Ecco, certamente bloccare le trivelle nei mari e nei territori del nostro Paese era un’emergenza degna di un decreto. Eppure nel Decreto Emergenze di ottobre scorso si è riusciti ad infilare due bei condoni edilizi.

Una norma «spargifanghi» e zero per contrastare il mutamento climatico ed uscire dall’era dei fossili. Va bene, facciamo finta che ci fossero altre priorità (uniche vere erano ricostruire il Ponte Morandi ed aiutare le popolazioni colpite dal terremoto), se ne poteva riparlare nella legge di bilancio eppure lì nulla di nulla. I sussidi pubblici e gli sgravi alle attività dannose per l’ambiente sono rimasti lì, intatti.

Come prima l’economia fossile dorme sonni tranquilli. Neanche la Befana ci ha regalato una legge a tutela dell’ambiente, in sei mesi di Governo molti annunci e pochi fatti se non la certezza che le trivelle stanno per aumentare la loro potenza di fuoco nei nostri mari. È un po’ debole come argomento dire che le concessioni su terraferma e i nuovi permessi di ricerca nel Mar Ionio accordati dal Mise di Di Maio e riportati nel Bollettino ufficiale degli idrocarburi e delle geo risorse di fine dicembre siano responsabilità dei passati governi.

I passati governi hanno certamente molte responsabilità e la ferita del referendum antitrivelle del 2016 è ancora viva: lì iniziò il tracollo di consensi per l’esecutivo Renzi che nell’interesse degli affari delle compagnie petrolifere boicottò letteralmente il referendum ed architettò una potente azione di disinformazione. Fino a giungere al famoso «ciaone» con cui i dirigenti del Pd salutarono il non quorum referendario e si avviarono clamorosamente verso la sconfitta del 4 dicembre 2016 (questo purtroppo non gli impedisce in questi giorni di rivendicare quella pagina dimostrando di non aver capito neanche la lezione del 4 marzo 2017).

Proprio perché le responsabilità del passato ce le ricordiamo bene sappiamo altrettanto chiaramente che molto si poteva e si può fare per cambiare strada e se non lo si fa si è responsabili fino in fondo politicamente.

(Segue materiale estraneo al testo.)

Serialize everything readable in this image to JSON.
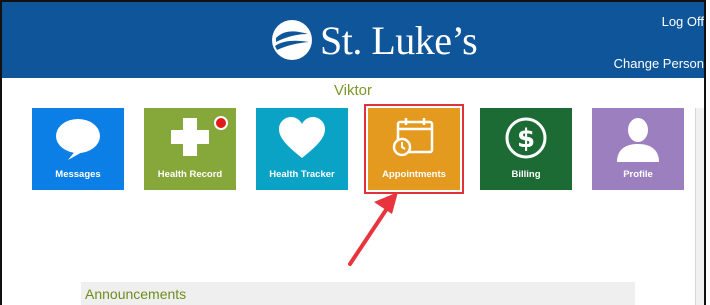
{
  "header": {
    "brand": "St. Luke’s",
    "logoff_label": "Log Off",
    "change_person_label": "Change Person"
  },
  "user": {
    "name": "Viktor"
  },
  "tiles": [
    {
      "label": "Messages",
      "icon": "speech-bubble-icon",
      "color": "#0b7fe6"
    },
    {
      "label": "Health Record",
      "icon": "medical-cross-icon",
      "color": "#86a83a",
      "has_notification": true
    },
    {
      "label": "Health Tracker",
      "icon": "heart-icon",
      "color": "#0aa3c6"
    },
    {
      "label": "Appointments",
      "icon": "calendar-clock-icon",
      "color": "#e39a1f",
      "highlighted": true
    },
    {
      "label": "Billing",
      "icon": "dollar-icon",
      "color": "#1c6b34"
    },
    {
      "label": "Profile",
      "icon": "person-silhouette-icon",
      "color": "#9b7fbf"
    }
  ],
  "announcements": {
    "title": "Announcements"
  },
  "annotation": {
    "arrow_color": "#e8343c"
  }
}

Basta nascondersi dietro i funzionari e le manine dei ministeri! Se il governo giallo-verde (anche il Veneto di Zaia si spese moltissimo contro le trivelle in Adriatico) volesse mantenere fede alla loro promessa elettorale di fermare le trivellazioni basterebbero tre semplici mosse: 1. varare una moratoria di due anni sulle nuove attività petrolifere, 2. reintrodurre il piano delle aree come strumento di programmazione delle attività estrattive e per rafforzare il ruolo delle Regioni e delle comunità interessate, 3.vietare l’uso dell’ airgun, tecnica che provoca gravi danni in particolare ai cetacei e alla pesca. Proposte semplici avanzate anche dal Coordinamento No-triv e che personalmente avevo rilanciato con emendamenti alla Legge di Bilancio.

Peccato che l’emendamento con cui chiedevo la reintroduzione del Piano delle aree è stato dichiarato inammissibile, mentre quello con cui proponevo di alzare al 20% le royalties per l’estrazione di idrocarburi e gas sia in mare che sulla terraferma non è neanche stato posto in votazione. Sulla questione airgun poi ho già depositato una proposta di legge per vietare l’uso di questa tecnica ad alto impatto ambientale nella ricerca di idrocarburi, sarei contenta se il governo volesse farla sua. Non bloccare gli idrocarburi in un periodo in cui i mutamenti climatici sono sempre più evidenti, anche nel nostro Paese, significa andare a sbattere contro un muro.

Non è più rinviabile una scelta forte che ci faccia uscire dalle fonti fossili e che ci consenta di procedere spediti sul fronte delle rinnovabili e dell’efficienza energetica. Che sia chiaro… il nome Governo del Cambiamento non mi ha mai convinto, ma l’esecutivo pentastellato lo ha voluto come vessillo ed ora le persone, soprattutto quelle che hanno copiosamente votato le forze che lo compongono questo Governo, hanno aspettative, legate, guarda caso, proprio al cambiamento…rispondere «è colpa di quelli di prima» non sembra una grande strategia. Soprattutto perché sulle trivelle, come su Ilva, su Tap, su Tav in questi anni si è chiesto a gran voce da parte dei territori e dei movimenti una svolta decisa e radicale nel nome del popolo inquinato. Una richiesta che questo Governo si vantava di rappresentare e poter garantire…non mi sembra.